There's no singularly, simply correct stance that's worth taking on Drake, an affable (if not goofy) Canadian who's made good music, great music, awesome music, bad music, and a baby handful of songs that are atrocious indeed. In 2009 he made a million off a game-changing mixtape, then he made that god-awful debut album intro "Fireworks" with Alicia Keys. His missteps are few and inconsequential; Drake's got more than 20 hit records to his credit, not counting his best guest verses and Young Money's posse cuts. As of the first quarter of 2015, Drake has more hit rap records than the Notorious B.I.G. or LL Cool J. He has more No. 1 rap records than Hov. Drake left potential Ja Rule status in the dust 2.5 albums ago.
For all you salty motherfuckers who serially struggle to come to grips with Drake's domination of mainstream hip-hop and indelible influence of pop music in general: I understand. For three years, 2007-2010, I fought the good fight against Lil Wayne's lazy, sedated nonsense; and, ultimately, I lost. My one residual act of vengeance is to point out that Tha Carter IV isn't as awful as Weezy stans pretend that it is, if only because "John" is among the best songs that either Weezy or Rick Ross has ever made. (Please share your hopeless counterpoints with me in the comments.)

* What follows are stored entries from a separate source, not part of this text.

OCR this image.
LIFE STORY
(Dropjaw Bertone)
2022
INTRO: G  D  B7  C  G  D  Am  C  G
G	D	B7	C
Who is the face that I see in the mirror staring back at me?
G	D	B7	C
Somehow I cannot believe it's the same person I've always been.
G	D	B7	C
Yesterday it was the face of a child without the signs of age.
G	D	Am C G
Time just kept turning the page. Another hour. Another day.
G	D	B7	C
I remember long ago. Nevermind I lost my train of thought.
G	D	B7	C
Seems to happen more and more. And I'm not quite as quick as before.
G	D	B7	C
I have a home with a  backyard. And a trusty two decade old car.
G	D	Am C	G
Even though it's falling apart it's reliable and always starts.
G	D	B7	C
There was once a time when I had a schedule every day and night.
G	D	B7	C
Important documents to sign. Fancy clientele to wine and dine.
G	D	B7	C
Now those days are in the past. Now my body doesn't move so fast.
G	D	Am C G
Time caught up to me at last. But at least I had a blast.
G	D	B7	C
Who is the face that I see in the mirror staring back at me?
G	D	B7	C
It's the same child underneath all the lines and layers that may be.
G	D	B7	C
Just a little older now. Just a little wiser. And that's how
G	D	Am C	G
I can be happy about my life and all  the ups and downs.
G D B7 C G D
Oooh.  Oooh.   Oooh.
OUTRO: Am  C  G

The six years of consternation and angst that have dogged Drake's ascent hardly disqualify him from the hip-hop pantheon; if anything, the inexhaustible backlash proves his point. Even the haters won't let go of Drake's robes. It breaks my heart to watch the real-rap dweeb and boom-bap reactionaries wage hopeless war against Drake and his zombified alliance of preppies, yuppies, hipsters, and jocks who, in their monotony, can sound rather like the vapid, anti-literary bullies of De La Soul Is Dead: flip "Crooked Smile" and "i" on screwed 40 Shebib bass so we can dance to it. Drake is a despot, as his fans now freely admit; a tyrant who thrives by fluid iterations of cool and a knack for hooks and chants that could easily be repurposed as Sesame Street jingles, for children. It's not right, but it's OK. "6 God" is delightful regardless.
As I'm aging out of the target audience of most new rappers, I'm gradually at peace with the occasional struggle of understanding music that I don't like, made by artists who aren't built for me. Anyone who would call Drake a narcissist, on the one hand, but then mock and dismiss the prevailing taste of a generation should perhaps reevaluate their relation to art and other people. Don't be such a myopic bore. Free your mind. Stranger ascendances have happened, e.g., Gucci Mane is a legend, nearly in the full, spooky, mythological sense of that word. Busta Rhymes, Noreaga, Ma$e, E-40, Jacka, Boosie—all these guys are legends in their own right. Biz Markie is a fucking legend! Take Care is a classic. Make of these distinctions whatever you will.